24 June 2020
Last week’s post concluded the list of seven factors of resilience culled from Gonzales (2012), Barker (2020) and Rodin (2020) shaping up as follows:
- Accept the harsh reality and prepare to deal with it.
- Moderate expectations and efforts through self-discipline.
- Undertake a rigorously honest but positive resource assessment.
- Game it, turn it positive, and relax.
- Control your vector with a healthy, sustainable direction and momentum.
- Recognize the meaning, beauty, and narrative underlying your own self-realization.
- Don’t quit: Keep buggering on! (KBO)
Amid writing the KBO post, a loyal attendee at our SMART Family + Friends meeting (thanks, NS) sent a link to Dr. Lucy Hone’s (2019) three-point Tedx talk on resilience. Hone’s points:
- Resilient people know that life involves suffering. Fellow students of Stoicism will recognize Seneca’s pre-meditation of evils. Hone expanded this point in two directions: 1) evil is not about me, it’s about the nature of life and, 2) real life does not consist only of REM’s shiny, happy people experiencing good things. But…
- Resilient people are really good at directing their attention which goes straight to the heart of Stoicism, captured in Niebuhr’s (1943) serenity prayer: G-d, grant me the serenity to accept the things I cannot change, the courage to change the things I can, and the wisdom to know the difference. Hone made the noteworthy point that humanity is better attuned to noticing hungry grizzly bears than blooming lilacs. But, having worked with heavyweight psychologist M. Seligman et al (2005), she also affirmed that noticing three lilacs a day, makes you a much happier person = gratitude work. She called it accepting the good.

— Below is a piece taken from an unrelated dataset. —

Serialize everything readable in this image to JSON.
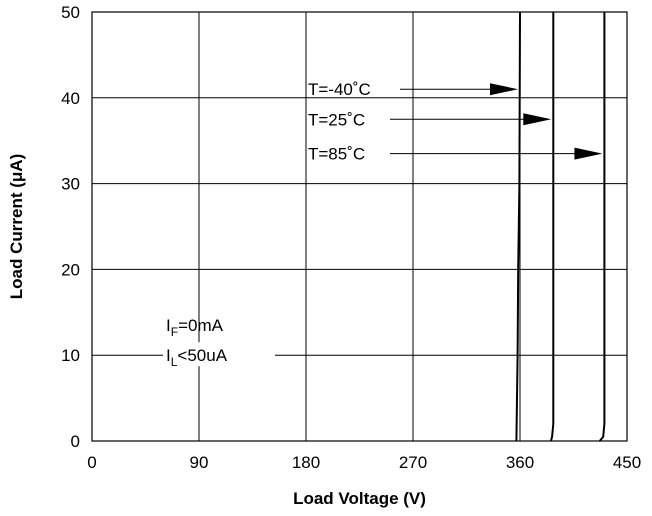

- Finally, resilient people ask of their choices, Is this helpful or harmful [to my values]? This question has been heard with some frequency at SMART meetings.
The takeaway: It’s not about better lists. It’s that the same factors keep turning up concerning resilience: harsh reality, positive, directed responses, and grateful persistence.
Thought I would share this quote which I think ties in nicely with the summary. Resilience does not exist without pain or grief – they often go together, however “It is not the strongest of the species that survives, nor the most intelligent; it is the one most adaptable to change.” — Charles Darwin
Thanks for that keen observation, Nathalia. And for the idea behind that blog. While I can’t disagree with Darwin’s conclusion, I will argue that some of the inputs to adaptability (=resilience) are strength and intelligent, disciplined behaviours. But perhaps the most interesting point about Darwin’s observation is the need for a certain elasticity of perspective and action.